I get the sense that Californians are very angry, especially in the Bay Area.
They see the prices of everything going up and up; wages going down and down; housing prices and rents soaring sky high; and their streets are littered with homeless colonies where people are defecating in the streets, belligerently demanding money from pedestrians and defacing the neighborhoods residents once all loved.
Those who are comfortably housed and comparatively well-to-do believe that homeless people are either drug addicts or lazy sloths who milk the welfare system when they could easily earn enough money to feed and house themselves.
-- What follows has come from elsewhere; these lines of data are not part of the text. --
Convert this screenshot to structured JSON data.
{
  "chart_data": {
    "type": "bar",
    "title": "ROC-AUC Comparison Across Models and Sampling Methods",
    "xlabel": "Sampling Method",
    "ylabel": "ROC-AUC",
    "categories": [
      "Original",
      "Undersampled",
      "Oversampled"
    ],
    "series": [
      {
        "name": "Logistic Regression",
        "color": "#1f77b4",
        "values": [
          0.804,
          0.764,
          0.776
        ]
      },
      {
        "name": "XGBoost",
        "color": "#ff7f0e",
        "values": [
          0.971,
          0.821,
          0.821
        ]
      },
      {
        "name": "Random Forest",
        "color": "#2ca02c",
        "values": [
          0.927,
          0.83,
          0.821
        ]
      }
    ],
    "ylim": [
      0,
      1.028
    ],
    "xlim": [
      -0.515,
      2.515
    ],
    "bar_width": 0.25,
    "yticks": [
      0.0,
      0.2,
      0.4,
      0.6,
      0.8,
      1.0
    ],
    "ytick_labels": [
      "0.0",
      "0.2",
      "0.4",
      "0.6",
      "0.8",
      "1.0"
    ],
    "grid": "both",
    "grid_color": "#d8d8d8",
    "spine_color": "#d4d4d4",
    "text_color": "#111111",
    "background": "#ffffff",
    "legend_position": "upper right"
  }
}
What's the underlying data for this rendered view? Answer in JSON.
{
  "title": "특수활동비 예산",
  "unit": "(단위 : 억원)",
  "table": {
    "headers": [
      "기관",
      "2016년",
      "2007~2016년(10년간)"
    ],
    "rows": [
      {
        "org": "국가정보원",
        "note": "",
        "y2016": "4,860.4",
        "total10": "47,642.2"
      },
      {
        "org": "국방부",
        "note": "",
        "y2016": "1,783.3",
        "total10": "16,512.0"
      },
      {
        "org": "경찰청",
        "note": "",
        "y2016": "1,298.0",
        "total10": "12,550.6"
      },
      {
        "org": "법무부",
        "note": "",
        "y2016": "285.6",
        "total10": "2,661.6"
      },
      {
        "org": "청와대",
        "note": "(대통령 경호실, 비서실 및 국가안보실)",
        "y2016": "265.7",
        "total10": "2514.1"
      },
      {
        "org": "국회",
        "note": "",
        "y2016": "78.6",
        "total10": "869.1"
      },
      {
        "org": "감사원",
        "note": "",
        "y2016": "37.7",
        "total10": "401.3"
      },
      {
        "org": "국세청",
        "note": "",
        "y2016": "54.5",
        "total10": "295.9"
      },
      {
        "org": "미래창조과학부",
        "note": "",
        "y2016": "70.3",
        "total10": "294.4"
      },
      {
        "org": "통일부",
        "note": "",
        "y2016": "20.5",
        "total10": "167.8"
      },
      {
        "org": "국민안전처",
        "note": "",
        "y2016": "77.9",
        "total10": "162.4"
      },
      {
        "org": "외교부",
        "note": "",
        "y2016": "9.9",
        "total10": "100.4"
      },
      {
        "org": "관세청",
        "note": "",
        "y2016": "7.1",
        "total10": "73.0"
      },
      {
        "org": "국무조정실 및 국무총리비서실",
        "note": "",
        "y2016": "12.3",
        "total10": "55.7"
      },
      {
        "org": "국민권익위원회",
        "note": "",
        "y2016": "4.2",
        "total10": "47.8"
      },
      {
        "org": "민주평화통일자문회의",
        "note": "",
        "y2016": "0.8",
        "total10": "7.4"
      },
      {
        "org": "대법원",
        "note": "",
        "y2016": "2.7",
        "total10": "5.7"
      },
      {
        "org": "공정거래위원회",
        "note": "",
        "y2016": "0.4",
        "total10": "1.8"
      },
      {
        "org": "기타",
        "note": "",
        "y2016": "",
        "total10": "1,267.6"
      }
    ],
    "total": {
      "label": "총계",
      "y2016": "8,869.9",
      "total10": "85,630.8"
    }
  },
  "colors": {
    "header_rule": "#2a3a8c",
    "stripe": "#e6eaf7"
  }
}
San Francisco, city of unexpected contrasts (Photograph by Simon Zhu via UnSplash)
Yet every statistic insists that the majority of homeless people living in those tent cities on San Francisco’s streets are there because they lost their job and could not find another or the job they have does not give them enough money for both food and a roof over their heads.
Still, the city of San Francisco has a magic all is own.
Now that I am a visitor, I do not feel the despair that longtime residents feel.
I understand why tourists love the place. The free jazz on North Beach; the charming cable cars; the ocean and the Bay; the beautiful Victorian homes…
All of it is but a thin façade that hides furious, disillusioned and hopeless people failing to make a comfortable life there.
For way too many of my friends, this magic isn’t enough to offset the cost of living. So many of them are moving to places like Austin, Texas… Ashville, North Carolina… and even Boise Idaho.
The beautiful weather and the gorgeous landscape is not enough to make up for the rampant crime on the streets and the outrageous cost of a loaf of bread.